3-D eine Chance für Serious Games

"Das Medium der Computerspiele ist noch sehr jung," insbesondere die 3-D-Welt. "Einer unserer Programmierer hat mit dreizehn Jahren seinen Turnsaal in 3-D modelliert, jetzt ist er 22 Jahre alt", erzählt Zechenter. Er sehe eine neue Generation "mit einem viel logischerem 3-D-Modelling aufkommen", was Computerspiele noch populärer und zugänglicher machen werde.

Für den Bereich Serious Games sei diesbezüglich auch noch einiges zu erwarten. "Frontiers" sei so ausgelegt, dass der Spieler einen Moment der Immersion, des Eintauchens ins Spielgeschehens, erlebe. "Dort wo der Bildschirm nicht mehr wahrgenommen wird und du drinnen bist im Spiel", erklärt Zechenter. Das sei ein wichtiger Aspekt und ermögliche einen anderen Zugang zum Thema.

Anders sei das etwa bei Flash Games wie "Last Exit Flucht" des UNO-Flüchtlingshilfswerks (UNHCR).
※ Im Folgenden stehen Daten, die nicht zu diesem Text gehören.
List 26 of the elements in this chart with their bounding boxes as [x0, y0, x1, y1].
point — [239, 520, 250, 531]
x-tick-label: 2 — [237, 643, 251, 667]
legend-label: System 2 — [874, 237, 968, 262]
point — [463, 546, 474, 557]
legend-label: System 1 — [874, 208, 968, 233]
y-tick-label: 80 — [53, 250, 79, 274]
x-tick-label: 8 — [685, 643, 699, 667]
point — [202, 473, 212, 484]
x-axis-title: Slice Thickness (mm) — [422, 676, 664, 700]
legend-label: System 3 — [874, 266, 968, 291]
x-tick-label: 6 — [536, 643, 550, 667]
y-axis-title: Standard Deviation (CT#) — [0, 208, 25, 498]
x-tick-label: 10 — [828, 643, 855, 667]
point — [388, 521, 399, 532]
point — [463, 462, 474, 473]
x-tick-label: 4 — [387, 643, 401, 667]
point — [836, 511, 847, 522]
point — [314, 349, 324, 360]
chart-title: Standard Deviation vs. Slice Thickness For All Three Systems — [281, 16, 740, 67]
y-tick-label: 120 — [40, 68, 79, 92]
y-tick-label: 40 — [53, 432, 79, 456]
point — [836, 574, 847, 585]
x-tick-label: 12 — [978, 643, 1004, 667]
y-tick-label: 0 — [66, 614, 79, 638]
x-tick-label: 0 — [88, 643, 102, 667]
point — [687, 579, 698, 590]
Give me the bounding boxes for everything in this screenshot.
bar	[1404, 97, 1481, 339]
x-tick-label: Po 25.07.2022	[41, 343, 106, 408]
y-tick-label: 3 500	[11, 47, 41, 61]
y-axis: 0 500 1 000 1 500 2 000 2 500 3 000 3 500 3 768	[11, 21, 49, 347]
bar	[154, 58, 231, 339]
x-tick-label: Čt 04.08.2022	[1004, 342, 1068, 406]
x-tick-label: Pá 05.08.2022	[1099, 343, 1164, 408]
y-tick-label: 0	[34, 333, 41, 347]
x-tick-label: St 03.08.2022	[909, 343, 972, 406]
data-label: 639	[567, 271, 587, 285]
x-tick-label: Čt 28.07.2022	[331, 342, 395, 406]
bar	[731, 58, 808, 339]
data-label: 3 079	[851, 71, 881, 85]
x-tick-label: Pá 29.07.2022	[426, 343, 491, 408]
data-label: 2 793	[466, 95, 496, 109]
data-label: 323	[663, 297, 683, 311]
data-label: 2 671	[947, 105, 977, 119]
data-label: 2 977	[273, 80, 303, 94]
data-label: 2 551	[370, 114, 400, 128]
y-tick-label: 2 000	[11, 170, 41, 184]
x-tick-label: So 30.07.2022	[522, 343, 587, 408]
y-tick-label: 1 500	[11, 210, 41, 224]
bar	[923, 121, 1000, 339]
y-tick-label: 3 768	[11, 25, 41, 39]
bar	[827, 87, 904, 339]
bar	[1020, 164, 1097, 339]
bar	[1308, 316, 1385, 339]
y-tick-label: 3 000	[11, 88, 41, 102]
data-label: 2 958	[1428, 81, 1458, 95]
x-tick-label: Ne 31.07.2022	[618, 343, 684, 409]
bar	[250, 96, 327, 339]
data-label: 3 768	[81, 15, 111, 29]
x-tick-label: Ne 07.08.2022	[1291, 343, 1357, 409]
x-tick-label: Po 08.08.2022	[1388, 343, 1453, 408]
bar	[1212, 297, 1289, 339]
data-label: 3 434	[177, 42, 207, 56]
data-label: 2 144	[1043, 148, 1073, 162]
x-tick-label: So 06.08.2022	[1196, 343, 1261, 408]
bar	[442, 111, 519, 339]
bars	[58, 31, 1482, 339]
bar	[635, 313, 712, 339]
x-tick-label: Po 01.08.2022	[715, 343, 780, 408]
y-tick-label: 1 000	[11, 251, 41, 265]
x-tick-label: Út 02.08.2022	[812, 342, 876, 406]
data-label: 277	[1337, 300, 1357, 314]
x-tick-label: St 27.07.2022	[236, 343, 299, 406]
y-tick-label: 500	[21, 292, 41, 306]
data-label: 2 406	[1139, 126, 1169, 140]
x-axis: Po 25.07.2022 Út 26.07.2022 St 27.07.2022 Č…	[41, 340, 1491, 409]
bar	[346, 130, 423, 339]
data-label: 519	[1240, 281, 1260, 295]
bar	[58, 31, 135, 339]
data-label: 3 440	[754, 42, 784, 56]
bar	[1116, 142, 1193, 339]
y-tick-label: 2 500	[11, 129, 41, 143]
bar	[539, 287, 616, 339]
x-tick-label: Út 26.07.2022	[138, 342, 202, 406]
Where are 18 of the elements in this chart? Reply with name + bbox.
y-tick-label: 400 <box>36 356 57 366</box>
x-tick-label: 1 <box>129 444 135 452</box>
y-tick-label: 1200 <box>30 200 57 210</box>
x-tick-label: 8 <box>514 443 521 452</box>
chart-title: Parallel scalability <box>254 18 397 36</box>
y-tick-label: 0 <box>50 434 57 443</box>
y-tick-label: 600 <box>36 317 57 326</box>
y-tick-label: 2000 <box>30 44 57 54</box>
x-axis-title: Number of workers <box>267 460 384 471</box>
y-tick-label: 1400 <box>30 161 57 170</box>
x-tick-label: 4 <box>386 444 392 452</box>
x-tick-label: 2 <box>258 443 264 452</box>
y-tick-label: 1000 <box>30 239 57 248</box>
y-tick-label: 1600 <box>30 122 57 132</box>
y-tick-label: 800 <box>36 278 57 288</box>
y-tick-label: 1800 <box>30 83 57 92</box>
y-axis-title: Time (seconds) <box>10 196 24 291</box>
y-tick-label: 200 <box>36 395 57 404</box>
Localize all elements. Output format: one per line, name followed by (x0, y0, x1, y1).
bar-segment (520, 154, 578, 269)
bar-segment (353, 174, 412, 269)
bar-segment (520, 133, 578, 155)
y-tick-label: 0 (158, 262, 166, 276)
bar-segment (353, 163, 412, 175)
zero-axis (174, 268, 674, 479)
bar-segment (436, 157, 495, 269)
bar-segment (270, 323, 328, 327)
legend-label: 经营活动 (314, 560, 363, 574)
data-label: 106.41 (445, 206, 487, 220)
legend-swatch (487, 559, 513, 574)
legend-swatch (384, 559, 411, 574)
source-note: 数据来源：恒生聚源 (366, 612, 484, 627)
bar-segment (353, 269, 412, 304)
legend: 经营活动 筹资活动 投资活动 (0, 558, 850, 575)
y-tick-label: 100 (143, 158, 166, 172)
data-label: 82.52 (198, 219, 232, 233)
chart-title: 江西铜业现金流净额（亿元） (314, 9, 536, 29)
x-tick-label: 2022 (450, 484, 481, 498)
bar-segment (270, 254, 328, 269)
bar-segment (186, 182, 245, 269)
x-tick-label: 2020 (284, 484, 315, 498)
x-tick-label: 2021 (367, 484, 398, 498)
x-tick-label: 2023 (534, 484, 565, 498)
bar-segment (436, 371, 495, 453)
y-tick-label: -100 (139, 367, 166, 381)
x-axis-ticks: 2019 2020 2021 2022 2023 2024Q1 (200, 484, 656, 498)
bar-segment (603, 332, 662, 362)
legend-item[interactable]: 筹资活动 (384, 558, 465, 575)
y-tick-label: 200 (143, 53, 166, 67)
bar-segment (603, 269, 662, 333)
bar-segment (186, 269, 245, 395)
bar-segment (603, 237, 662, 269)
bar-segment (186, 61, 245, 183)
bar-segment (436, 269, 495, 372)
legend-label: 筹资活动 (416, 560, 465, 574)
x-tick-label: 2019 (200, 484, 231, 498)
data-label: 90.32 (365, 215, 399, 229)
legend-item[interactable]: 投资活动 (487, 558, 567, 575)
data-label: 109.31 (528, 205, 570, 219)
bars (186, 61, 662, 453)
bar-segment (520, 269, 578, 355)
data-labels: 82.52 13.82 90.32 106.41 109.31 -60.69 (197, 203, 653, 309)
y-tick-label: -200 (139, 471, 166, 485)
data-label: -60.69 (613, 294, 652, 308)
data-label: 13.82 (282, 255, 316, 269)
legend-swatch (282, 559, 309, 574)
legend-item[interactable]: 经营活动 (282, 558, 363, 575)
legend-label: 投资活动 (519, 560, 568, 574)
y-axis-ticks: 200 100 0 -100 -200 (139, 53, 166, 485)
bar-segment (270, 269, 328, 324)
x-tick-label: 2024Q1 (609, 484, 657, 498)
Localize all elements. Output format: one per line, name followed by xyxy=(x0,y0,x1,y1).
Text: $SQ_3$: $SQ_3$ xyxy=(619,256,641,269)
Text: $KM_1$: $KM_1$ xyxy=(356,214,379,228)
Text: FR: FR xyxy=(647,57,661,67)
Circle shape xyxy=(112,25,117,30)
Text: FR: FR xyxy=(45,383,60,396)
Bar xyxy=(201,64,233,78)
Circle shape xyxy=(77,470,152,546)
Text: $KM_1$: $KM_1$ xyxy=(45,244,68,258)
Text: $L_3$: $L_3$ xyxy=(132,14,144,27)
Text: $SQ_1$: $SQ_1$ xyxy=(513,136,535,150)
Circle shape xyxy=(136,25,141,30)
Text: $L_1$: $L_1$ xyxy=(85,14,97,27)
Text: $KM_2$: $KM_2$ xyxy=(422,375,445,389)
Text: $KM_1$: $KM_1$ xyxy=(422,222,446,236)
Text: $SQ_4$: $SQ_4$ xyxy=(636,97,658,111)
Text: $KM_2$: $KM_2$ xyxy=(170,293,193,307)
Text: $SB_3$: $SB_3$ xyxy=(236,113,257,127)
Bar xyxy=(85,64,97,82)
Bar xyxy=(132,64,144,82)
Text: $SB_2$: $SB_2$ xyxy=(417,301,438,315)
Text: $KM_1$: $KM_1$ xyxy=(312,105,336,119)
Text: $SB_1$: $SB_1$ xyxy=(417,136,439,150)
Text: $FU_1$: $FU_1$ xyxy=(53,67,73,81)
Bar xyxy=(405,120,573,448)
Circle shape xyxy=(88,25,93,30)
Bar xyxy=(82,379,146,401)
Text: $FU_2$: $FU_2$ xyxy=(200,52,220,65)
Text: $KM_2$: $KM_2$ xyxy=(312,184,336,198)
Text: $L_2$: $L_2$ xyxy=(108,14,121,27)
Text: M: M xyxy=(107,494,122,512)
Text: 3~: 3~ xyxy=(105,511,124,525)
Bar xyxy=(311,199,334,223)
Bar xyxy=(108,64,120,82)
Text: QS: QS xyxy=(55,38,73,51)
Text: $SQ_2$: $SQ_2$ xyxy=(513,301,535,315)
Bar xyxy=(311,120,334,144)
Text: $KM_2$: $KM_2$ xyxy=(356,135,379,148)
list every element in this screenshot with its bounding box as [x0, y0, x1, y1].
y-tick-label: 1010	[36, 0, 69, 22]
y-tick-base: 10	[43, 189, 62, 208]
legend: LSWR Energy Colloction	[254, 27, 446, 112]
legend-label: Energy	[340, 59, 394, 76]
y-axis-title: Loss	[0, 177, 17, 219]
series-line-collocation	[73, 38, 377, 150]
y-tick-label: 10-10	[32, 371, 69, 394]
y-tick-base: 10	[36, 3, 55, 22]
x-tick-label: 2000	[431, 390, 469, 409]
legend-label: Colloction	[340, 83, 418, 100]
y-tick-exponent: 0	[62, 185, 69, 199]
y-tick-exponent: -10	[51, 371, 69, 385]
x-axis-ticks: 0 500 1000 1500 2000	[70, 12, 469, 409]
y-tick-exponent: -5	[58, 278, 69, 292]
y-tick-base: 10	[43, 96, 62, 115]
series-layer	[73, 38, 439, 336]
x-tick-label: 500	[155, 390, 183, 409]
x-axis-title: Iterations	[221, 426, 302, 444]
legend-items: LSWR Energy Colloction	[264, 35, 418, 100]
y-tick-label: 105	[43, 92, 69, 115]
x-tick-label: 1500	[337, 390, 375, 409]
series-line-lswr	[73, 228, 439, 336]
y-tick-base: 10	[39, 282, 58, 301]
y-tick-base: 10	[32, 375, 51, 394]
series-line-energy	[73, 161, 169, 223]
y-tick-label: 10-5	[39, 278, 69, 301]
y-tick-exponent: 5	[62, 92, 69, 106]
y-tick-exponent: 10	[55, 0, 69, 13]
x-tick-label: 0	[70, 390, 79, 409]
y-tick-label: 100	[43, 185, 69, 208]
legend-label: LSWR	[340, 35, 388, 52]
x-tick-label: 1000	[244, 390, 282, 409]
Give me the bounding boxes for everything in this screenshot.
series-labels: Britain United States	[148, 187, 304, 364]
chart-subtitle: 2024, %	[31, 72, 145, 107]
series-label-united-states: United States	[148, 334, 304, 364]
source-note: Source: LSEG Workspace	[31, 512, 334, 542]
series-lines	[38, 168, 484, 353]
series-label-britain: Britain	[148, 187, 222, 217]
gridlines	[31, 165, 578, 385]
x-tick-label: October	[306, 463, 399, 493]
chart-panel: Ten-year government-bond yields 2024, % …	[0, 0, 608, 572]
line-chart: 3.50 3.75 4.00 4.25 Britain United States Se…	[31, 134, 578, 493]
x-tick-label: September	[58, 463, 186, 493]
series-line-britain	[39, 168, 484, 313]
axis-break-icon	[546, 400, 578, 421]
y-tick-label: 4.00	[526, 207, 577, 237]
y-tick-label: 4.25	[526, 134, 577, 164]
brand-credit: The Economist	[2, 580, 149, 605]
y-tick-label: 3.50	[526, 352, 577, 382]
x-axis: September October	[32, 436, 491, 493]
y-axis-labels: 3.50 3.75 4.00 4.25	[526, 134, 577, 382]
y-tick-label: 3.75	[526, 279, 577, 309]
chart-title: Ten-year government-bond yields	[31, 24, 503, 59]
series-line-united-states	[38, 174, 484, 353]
Zechenter findet das Spiel, wie viele Serious Games, "zu pädagogisch". Es sei so entwickelt, dass es "zu vorhersehbar ist, auf was ich rauswill. Damit leidet der Überraschungseffekt." Der Spieler wisse bereits im Vorhinein, was der "richtige" Spielzug sei.

Gemischte Reaktionen

Die Reaktionen auf "Frontiers", das in der Mod-Database einmal bereits Platz sechs belegt hatte, seien sehr unterschiedlich ausgefallen: Einerseits habe es viel Lob erhalten, es gebe aber auch Stimmen, die die Abhandlung eines ernsthaften Themas in einem Spiel als entwürdigend erachten. "Es wird gespielt, und es entstehen durch die Realitätsnähe sofort Diskussionen über die Situation an sich", meint Zechenter. Auch bei den Flüchtlingen auf der Recherchereise habe die Idee, das Thema Migration in einem Spiel aufzubereiten, zu Verwirrungen geführt.

Zechenter sieht in der Aussage einer Nonne in Ceuta den richtigen Gedankenansatz: "You have to change the information." "Für mich war das ein wichtiger Anstoß, die Sprachlosigkeit gegenüber dem menschlichen Leid der Flüchtlinge in Form eines Spiels zu überwinden." Mit "Frontiers" könnten die Spieler "die Nachrichten" selbst miterleben. "Ich hoffe, dass das dazu führt, den Nachrichten auch zuzuhören und die Situation der Flüchtlinge wahrzunehmen."

Das wahre Ziel

Das wahre Ziel der Flüchtlinge in "Frontiers" ist jedoch nicht Rotterdam, sondern London. Im Spiel endet die Flucht nach Erreichen eines Containers in der holländischen Stadt, der die Migranten weiter nach Großbritannien bringen soll. Für die oft bereits jahrelang Flüchtenden bedeutet das jedoch noch nicht, dass sie ihr Ziel erreicht haben: "Wir haben ein offenes Ende gewählt", so Zechenter, "denn viele Flüchtlinge haben uns erzählt, dass die Odyssee erst beginnt, wenn man das Zielland erreicht hat".